Indesculpáveis sete anos depois, vai custar R$ 100 mil por covarde. Está de graça, pela brutalidade em si e pela alegação dos bárbaros: eles teriam confundido a moça com uma prostituta — decretando, em sua lei particular, que seria motivo para a sentença do espancamento. Os malfeitores contaram com a bênção de pelo menos um dos pais, Ludovico Arruda, que teve a coragem de defender Rubens, seu filho de 19 anos, então estudante de Direito, com discurso chocante:
— Sirlei é mais frágil por ser mulher, fica roxa com apenas uma encostada.
Quando os agressores foram engaiolados provisoriamente, o pai ainda se entendeu no direito de um protesto constrangedor:
— Eles não são bandidos.
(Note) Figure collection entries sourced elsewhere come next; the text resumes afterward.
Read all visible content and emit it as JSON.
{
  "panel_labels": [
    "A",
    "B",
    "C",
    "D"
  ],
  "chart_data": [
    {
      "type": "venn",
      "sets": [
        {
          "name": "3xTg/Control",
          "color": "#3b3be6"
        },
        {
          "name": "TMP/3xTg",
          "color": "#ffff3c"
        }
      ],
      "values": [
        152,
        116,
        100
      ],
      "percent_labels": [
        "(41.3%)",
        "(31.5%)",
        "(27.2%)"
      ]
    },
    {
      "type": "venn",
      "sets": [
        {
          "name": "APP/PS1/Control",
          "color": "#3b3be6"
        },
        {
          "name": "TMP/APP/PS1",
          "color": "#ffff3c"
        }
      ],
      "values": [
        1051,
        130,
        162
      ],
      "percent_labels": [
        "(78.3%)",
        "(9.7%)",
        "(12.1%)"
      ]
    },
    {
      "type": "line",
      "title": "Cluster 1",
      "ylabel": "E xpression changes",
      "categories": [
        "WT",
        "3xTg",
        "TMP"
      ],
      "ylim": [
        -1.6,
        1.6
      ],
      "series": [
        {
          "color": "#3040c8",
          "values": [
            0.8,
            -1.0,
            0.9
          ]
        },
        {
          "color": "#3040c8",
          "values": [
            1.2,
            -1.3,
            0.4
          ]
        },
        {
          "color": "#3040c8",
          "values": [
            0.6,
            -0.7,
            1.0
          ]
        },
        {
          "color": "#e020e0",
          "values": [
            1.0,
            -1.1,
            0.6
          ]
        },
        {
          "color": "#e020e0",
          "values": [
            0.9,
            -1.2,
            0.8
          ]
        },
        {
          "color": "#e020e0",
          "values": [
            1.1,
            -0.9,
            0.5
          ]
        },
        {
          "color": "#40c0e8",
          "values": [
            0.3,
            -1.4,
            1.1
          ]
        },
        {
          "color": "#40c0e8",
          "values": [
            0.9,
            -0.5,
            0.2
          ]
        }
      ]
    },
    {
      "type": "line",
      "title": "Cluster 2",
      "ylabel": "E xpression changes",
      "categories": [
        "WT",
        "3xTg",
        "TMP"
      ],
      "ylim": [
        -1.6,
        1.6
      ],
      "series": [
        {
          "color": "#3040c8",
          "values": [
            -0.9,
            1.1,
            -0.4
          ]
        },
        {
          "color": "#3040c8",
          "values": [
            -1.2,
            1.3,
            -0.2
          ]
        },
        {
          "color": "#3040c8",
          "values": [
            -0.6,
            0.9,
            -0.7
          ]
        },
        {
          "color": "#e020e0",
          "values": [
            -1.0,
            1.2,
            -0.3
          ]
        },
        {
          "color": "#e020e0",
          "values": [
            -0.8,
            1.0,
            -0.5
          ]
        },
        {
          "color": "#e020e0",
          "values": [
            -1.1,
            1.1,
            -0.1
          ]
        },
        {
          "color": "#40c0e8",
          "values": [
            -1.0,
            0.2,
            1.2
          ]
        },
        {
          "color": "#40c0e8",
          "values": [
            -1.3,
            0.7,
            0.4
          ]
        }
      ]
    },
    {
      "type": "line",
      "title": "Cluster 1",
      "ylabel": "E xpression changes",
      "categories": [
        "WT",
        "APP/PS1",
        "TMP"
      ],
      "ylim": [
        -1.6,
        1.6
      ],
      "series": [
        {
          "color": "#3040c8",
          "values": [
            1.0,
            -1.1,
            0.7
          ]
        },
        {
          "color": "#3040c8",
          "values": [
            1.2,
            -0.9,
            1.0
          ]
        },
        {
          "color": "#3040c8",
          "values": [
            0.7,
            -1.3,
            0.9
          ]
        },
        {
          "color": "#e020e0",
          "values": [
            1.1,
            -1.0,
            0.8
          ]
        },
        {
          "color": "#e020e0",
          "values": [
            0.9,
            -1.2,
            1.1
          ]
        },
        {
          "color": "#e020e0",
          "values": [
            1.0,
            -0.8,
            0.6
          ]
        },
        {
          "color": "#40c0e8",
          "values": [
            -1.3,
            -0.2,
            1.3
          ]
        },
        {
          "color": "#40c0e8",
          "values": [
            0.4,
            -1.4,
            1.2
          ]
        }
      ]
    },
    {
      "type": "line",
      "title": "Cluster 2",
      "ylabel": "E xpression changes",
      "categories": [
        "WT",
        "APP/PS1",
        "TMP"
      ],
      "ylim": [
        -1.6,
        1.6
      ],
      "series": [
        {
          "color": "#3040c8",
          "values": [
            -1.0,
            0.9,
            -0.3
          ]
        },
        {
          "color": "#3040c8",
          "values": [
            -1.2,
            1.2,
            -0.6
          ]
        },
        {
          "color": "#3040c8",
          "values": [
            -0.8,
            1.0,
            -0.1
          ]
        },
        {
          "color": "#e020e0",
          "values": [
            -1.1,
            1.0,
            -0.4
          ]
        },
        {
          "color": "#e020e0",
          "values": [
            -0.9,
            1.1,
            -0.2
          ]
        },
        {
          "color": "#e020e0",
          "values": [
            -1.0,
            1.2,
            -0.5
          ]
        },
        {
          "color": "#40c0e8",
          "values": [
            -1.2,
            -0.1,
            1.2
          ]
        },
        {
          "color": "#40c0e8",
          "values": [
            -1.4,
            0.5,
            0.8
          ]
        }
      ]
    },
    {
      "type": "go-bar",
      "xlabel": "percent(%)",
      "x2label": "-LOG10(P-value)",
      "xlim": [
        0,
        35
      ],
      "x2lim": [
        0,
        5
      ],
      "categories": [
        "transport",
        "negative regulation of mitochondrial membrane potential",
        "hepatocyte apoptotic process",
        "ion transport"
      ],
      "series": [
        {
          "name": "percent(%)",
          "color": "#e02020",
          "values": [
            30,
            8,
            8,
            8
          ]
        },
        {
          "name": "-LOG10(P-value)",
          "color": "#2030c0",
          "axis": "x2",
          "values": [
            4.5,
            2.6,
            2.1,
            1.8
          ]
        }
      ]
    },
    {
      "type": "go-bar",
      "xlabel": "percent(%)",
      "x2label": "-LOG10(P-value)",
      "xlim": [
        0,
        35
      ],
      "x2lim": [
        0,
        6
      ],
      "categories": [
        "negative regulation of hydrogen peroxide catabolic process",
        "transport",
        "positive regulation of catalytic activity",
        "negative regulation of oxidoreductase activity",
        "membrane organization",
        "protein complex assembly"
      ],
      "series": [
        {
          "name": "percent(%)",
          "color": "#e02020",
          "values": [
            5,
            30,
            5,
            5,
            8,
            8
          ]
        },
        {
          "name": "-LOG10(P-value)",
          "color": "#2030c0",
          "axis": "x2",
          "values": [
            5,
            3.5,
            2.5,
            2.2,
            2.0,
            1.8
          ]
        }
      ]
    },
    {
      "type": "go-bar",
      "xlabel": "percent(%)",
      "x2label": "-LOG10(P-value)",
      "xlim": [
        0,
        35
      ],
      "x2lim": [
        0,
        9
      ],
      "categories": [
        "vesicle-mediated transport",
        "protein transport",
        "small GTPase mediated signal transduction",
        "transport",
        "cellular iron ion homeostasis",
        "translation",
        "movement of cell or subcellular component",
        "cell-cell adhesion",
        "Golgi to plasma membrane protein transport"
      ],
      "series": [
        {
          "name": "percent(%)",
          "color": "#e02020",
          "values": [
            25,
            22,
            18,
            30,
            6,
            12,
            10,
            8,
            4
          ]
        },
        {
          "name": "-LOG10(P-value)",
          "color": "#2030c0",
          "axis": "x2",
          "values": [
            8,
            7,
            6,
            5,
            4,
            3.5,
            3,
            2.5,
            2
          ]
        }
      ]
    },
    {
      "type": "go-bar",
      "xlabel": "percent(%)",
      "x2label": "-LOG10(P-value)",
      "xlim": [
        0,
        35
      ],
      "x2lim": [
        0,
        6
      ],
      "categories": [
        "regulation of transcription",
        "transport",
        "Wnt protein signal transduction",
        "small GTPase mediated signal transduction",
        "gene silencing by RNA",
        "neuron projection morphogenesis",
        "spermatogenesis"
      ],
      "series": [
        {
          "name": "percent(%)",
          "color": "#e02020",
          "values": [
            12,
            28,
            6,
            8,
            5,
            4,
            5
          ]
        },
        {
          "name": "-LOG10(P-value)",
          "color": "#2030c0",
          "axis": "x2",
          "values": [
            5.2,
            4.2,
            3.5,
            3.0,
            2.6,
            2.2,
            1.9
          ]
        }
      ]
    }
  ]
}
Prender, botar preso, juntar eles com outros bandidos... Essas pessoas que têm estudo, que têm caráter, junto com uns caras desses? Existem crimes piores.
Poucas falas podem ser mais brasileiras. Os jovens decidem voluntariamente cercar uma mulher sozinha e bater nela até quando estivessem com vontade — mas daí a ser bandido... E o desalentador é constatar que numerosa parcela de nossa população pensa de maneira semelhante. A cadeia serve para trancar pobres e pretos (com o devido perdão à redundância) que saem da linha. Jamais a turma detentora do direito divino a três refeições por dia desde Cabral — o Pedro Álvares.
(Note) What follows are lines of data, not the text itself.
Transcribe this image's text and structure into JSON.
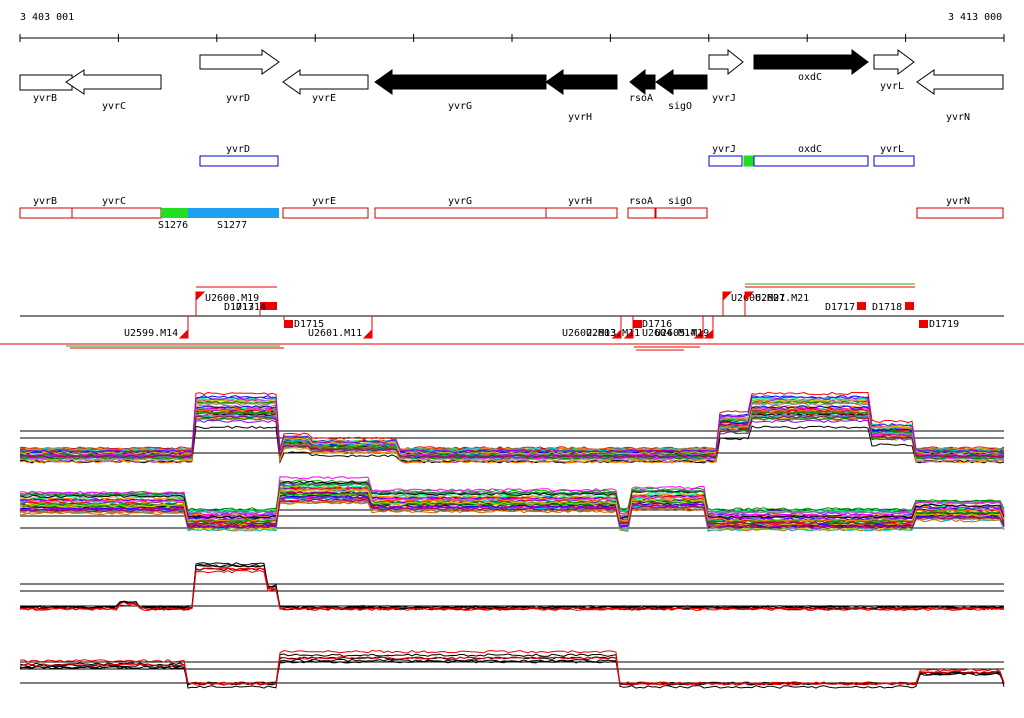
{
  "ruler": {
    "start": "3 403 001",
    "end": "3 413 000"
  },
  "genes": [
    {
      "label": "yvrB",
      "strand": "-",
      "fill": "white"
    },
    {
      "label": "yvrC",
      "strand": "-",
      "fill": "white"
    },
    {
      "label": "yvrD",
      "strand": "+",
      "fill": "white"
    },
    {
      "label": "yvrE",
      "strand": "-",
      "fill": "white"
    },
    {
      "label": "yvrG",
      "strand": "-",
      "fill": "black"
    },
    {
      "label": "yvrH",
      "strand": "-",
      "fill": "black"
    },
    {
      "label": "rsoA",
      "strand": "-",
      "fill": "black"
    },
    {
      "label": "sigO",
      "strand": "-",
      "fill": "black"
    },
    {
      "label": "yvrJ",
      "strand": "+",
      "fill": "white"
    },
    {
      "label": "oxdC",
      "strand": "+",
      "fill": "black"
    },
    {
      "label": "yvrL",
      "strand": "+",
      "fill": "white"
    },
    {
      "label": "yvrN",
      "strand": "-",
      "fill": "white"
    }
  ],
  "forward_tus": [
    {
      "label": "yvrD"
    },
    {
      "label": "yvrJ"
    },
    {
      "label": "oxdC"
    },
    {
      "label": "yvrL"
    }
  ],
  "reverse_tus": [
    {
      "label": "yvrB"
    },
    {
      "label": "yvrC"
    },
    {
      "label": "yvrE"
    },
    {
      "label": "yvrG"
    },
    {
      "label": "yvrH"
    },
    {
      "label": "rsoA"
    },
    {
      "label": "sigO"
    },
    {
      "label": "yvrN"
    }
  ],
  "segments": [
    {
      "label": "S1276",
      "color": "#22dd22"
    },
    {
      "label": "S1277",
      "color": "#1ea0f0"
    }
  ],
  "features": [
    {
      "label": "U2600.M19",
      "strand": "+"
    },
    {
      "label": "D1713",
      "strand": "+"
    },
    {
      "label": "D1714",
      "strand": "+"
    },
    {
      "label": "U2606.M21",
      "strand": "+"
    },
    {
      "label": "U2607.M21",
      "strand": "+"
    },
    {
      "label": "D1717",
      "strand": "+"
    },
    {
      "label": "D1718",
      "strand": "+"
    },
    {
      "label": "D1715",
      "strand": "-"
    },
    {
      "label": "D1719",
      "strand": "-"
    },
    {
      "label": "U2599.M14",
      "strand": "-"
    },
    {
      "label": "U2601.M11",
      "strand": "-"
    },
    {
      "label": "U2602.M13",
      "strand": "-"
    },
    {
      "label": "U2603.M11",
      "strand": "-"
    },
    {
      "label": "D1716",
      "strand": "-"
    },
    {
      "label": "U2604.M14",
      "strand": "-"
    },
    {
      "label": "U2605.M19",
      "strand": "-"
    }
  ],
  "colors": {
    "tu_forward": "#0000cc",
    "tu_reverse": "#cc0000",
    "feature": "#ee0000",
    "gene_fill": "#000000"
  },
  "expression_panels": [
    {
      "name": "forward-strand-all-conditions",
      "style": "multicolor"
    },
    {
      "name": "reverse-strand-all-conditions",
      "style": "multicolor"
    },
    {
      "name": "forward-strand-selected",
      "style": "black-red"
    },
    {
      "name": "reverse-strand-selected",
      "style": "black-red"
    }
  ]
}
Na longa odisseia judicial, um dos agressores, Júlio Junqueira Ferreira, 29 anos, dobrou a aposta na vida de crimes. No início de julho, desembarcou no presídio Ari Franco (porta de entrada de marginais no sistema penal), após ser pego em flagrante delito pela Polícia Federal com um quilo de haxixe dentro de um livro, enviado pelo correio de Foz do Iguaçu a seu endereço. O espancador de mulher variou de ramo, para se consolidar bandido.
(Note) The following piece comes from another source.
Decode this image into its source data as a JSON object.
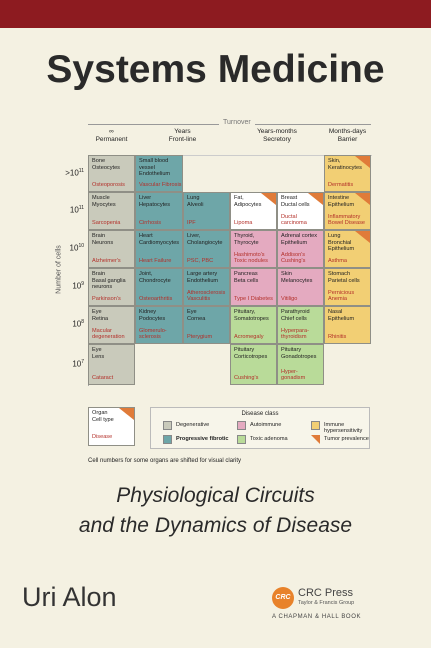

Do outro lado da Ponte Aérea, no dia seguinte à sentença que favoreceu a doméstica, Abdelmassih adentrou a penitenciária de Tremembé, vindo da capital paraguaia. No exterior, vivia numa casa cheia de confortos com a mulher (você não leu errado — alguém casou com essa criatura) e dois filhos gêmeos, servidos de babás, seguranças e motorista, entre outros mimos. O cenário de comercial de margarina tinha a proteção do nome falso, Ricardo Galeano, adotado pelo estuprador. Como bandalheira pouca é bobagem, o doutor deixou a casa com o aluguel por pagar (a mulher e os filhos seguem lá).
Em tumultadas declarações a caminho do xilindró, na noite desta quarta, o homem condenado a 278 anos de cárcere, por 48 ataques a 37 vítimas entre 1995 e 2008 permitiu-se a comparação com José Genoino, petista sentenciado no processo do mensalão. Seus advogados — comandados pelo ex-ministro da Justiça Márcio Thomaz Bastos, para ninguém se esquecer de que continuamos no Brasil — usarão a suposta semelhança com o caso famoso e a idade do criminoso (77 anos), para reivindicar a regalia verde-amarela do regime semiaberto. Até o mais neófito estagiário de Direito sabe que a concessão do privilégio é certa como a morte.
Pesam contra o agora presidiário denúncias repulsivas, de abortos em série e de um feto morto que ficou meses na barriga da mulher porque o estuprador recusava-se a retirá-lo. Enquanto isso, às vítimas sobra a efêmera sensação de alguma Justiça. Uma das seis mulheres que tiveram a coragem de vir a público denunciar o tarado, a empresária Yvany Serebenic festejou a prisão — mas não muito.
— Achei que ia ficar muito feliz, mas não conseguia imaginar a sensação. Agora o medo é que ele não fique preso — lamenta, em tom de desalentada profecia.
Sirlei, a doméstica espancada pela quadrilha da Barra, também tem dores para carregar.
— Ainda sofro com uma luxação no pulso direito, provocada pelo espancamento. Ia fazer uma cirurgia, mas, em três ocasiões, tive de adiá-la devido a outros problemas de saúde.
Porque falta muito, falta demais, para que o Brasil possa se orgulhar minimamente de sua Justiça.